A comparative analysis of two qPCR-based methods (U-assay and 2-LTR assay) was performed on the blood of 12 ART-naïve, 14 viremic and 29 aviremic On-ART patients and 20 untreated spontaneous controllers (HIC), sampled at a single time point.


The U-assay, which quantified all unintegrated DNA species, showed greater sensitivity than the 2-LTR assay (up to 75%, p < 0.0001), especially in viremic subjects, in whom other forms, in addition to 2-LTR circles, may also accumulate due to active viral replication. Indeed, in aviremic On-ART samples, the U-assay unexpectedly measured uDNA in a higher proportion of samples (76%, 22/29) than the 2-LTR assay (41%, 12/29), (p = 0.0164). A trend towards lower uDNA levels was observed in aviremic vs viremic On-ART patients, reaching significance when we combined aviremic On-ART and HIC (controllers) vs Off-ART and viremic On-ART subjects (non-controllers) (p = 0.0003), whereas 2-LTR circle levels remained constant (p ≥ 0.2174). These data were supported by the high correlation found between uDNA and total DNA (r = 0.69, p < 0.001).

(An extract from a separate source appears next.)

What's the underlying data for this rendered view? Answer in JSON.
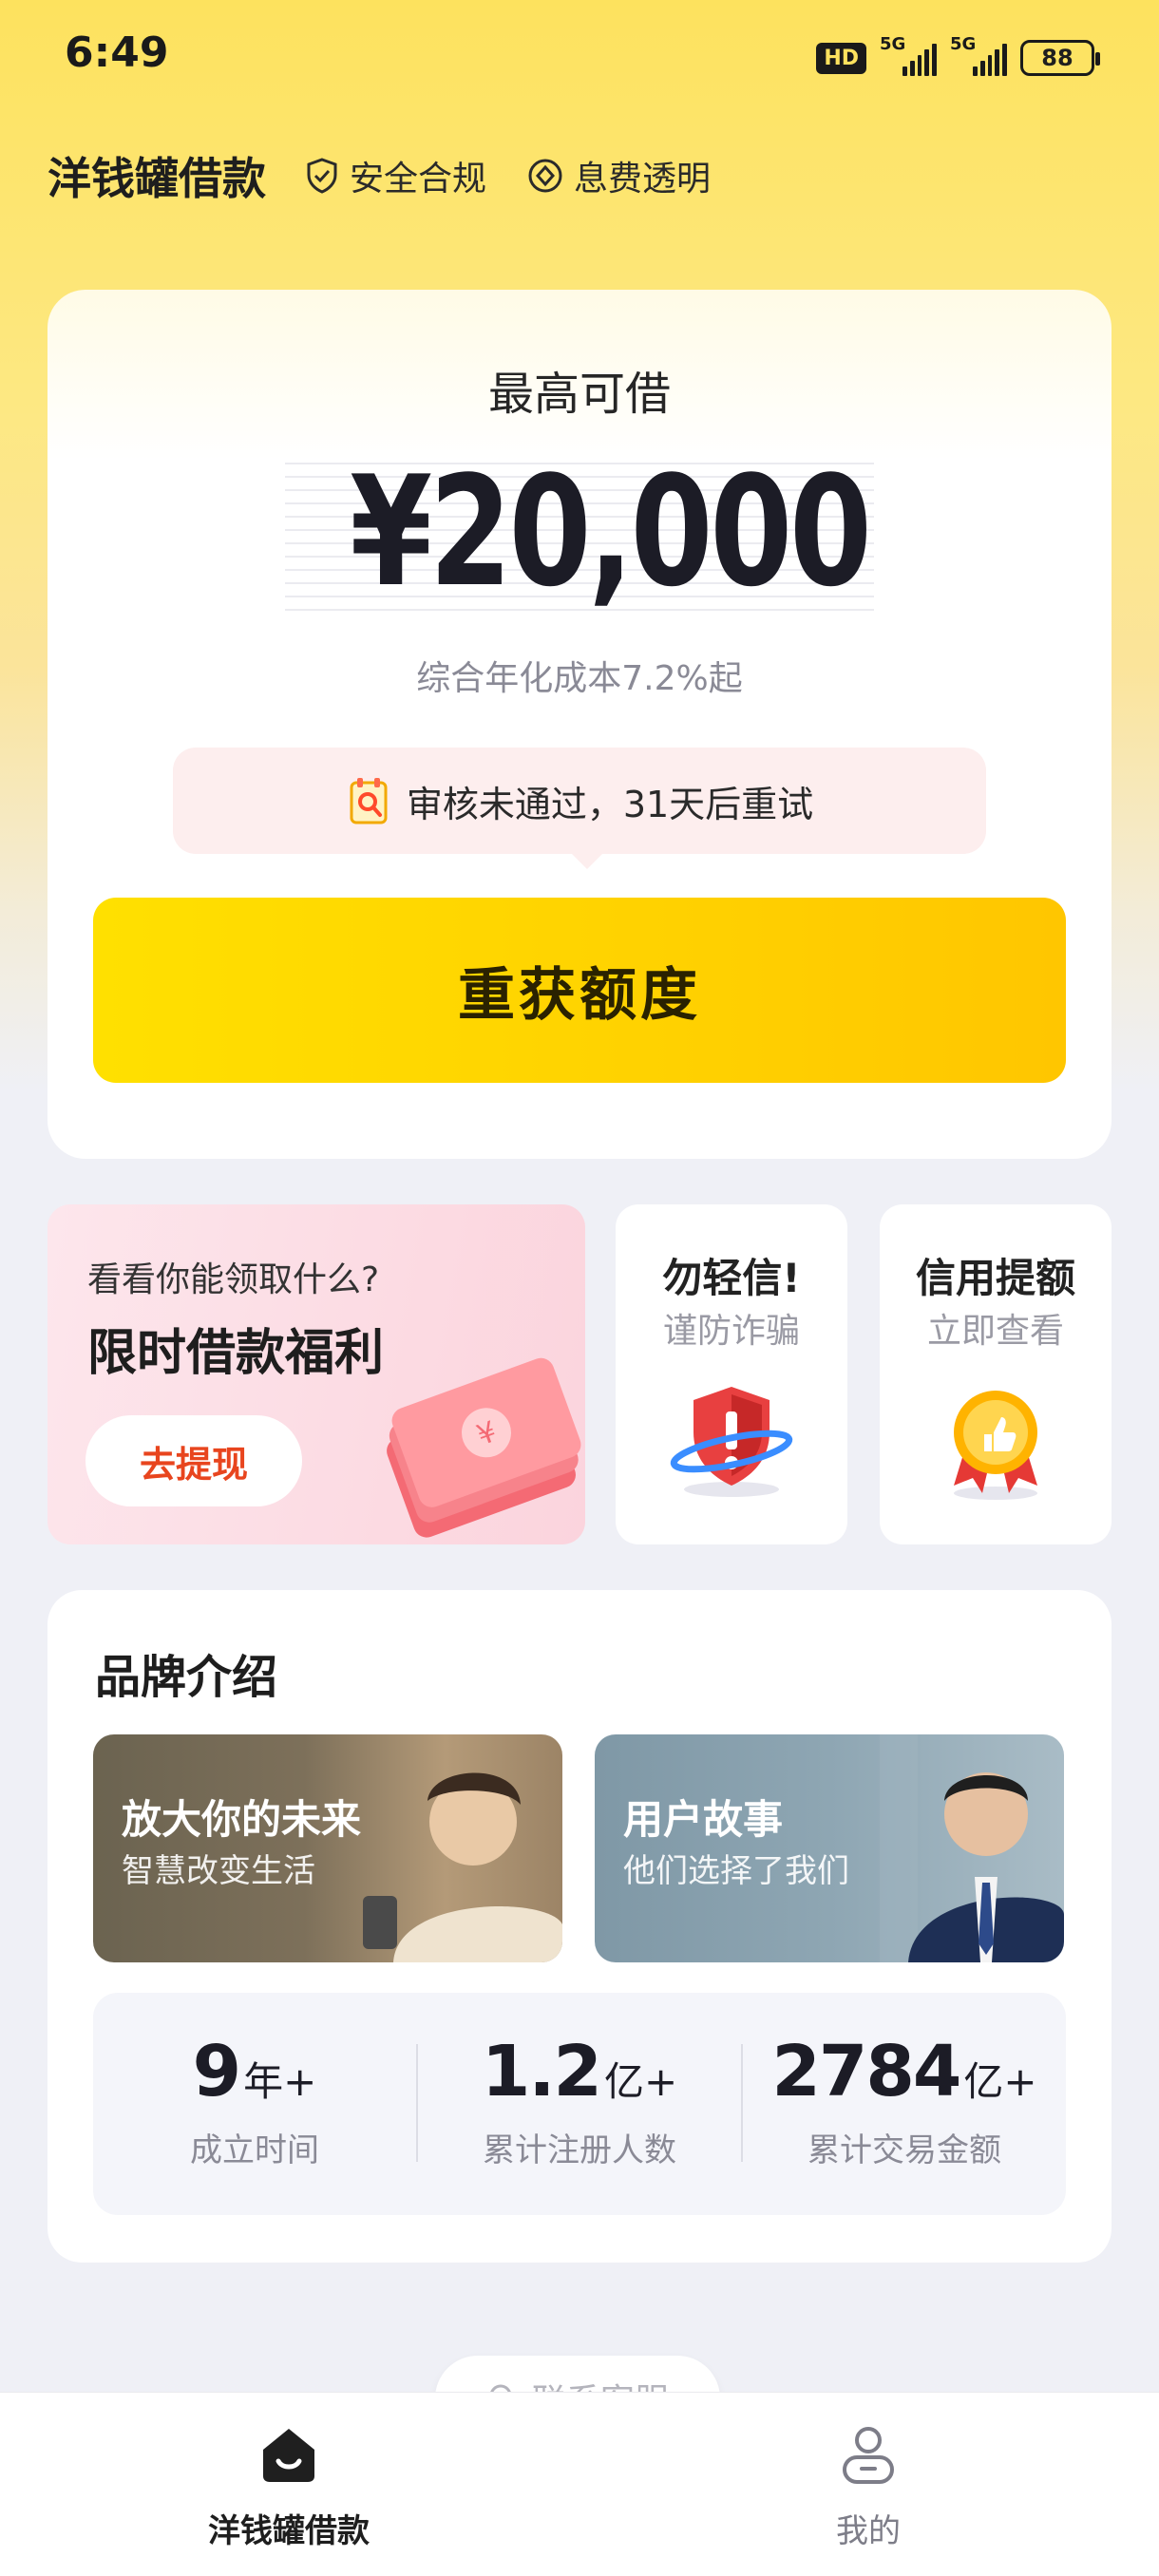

The great advantage of the U-assay is that, unlike the 2-LTR assay, it allows the accurate evaluation of the totality of uDNA that can still be measured even during successful ART when plasma viremia is below the cut-off of common clinical tests (< 50 copies/mL) and 2-LTR circles are more likely to be under the quantification limit. UDNA measurement in blood cells may be used as a biomarker to reveal a so far hidden or underestimated viral reservoir. The potential clinical relevance of uDNA quantification may lead to improvements in diagnostic methods to support clinical strategies.


Current antiretroviral therapy (ART) successfully suppresses viral replication below the detection limit of current clinical tests (< 50 HIV-1 RNA copies/mL) and reduces HIV-1 transmission, but fails to completely eliminate HIV-1. Indeed, persistent low-level HIV-1 can still be detected in plasma and cellular reservoirs even after years of ART. HIV-1 persists predominantly within circulating and tissue-resident long-lived memory CD4+ T cells that harbor HIV DNA [1, 2], while other less accessible reservoirs have been described [3,4,5], but represent a minor quantitative proportion of the total HIV-1 burden. CD4+ T cells harboring HIV DNA are an acknowledged source of viral rebound when treatment is discontinued, preventing complete virus eradication in patients treated with current therapies [6, 7].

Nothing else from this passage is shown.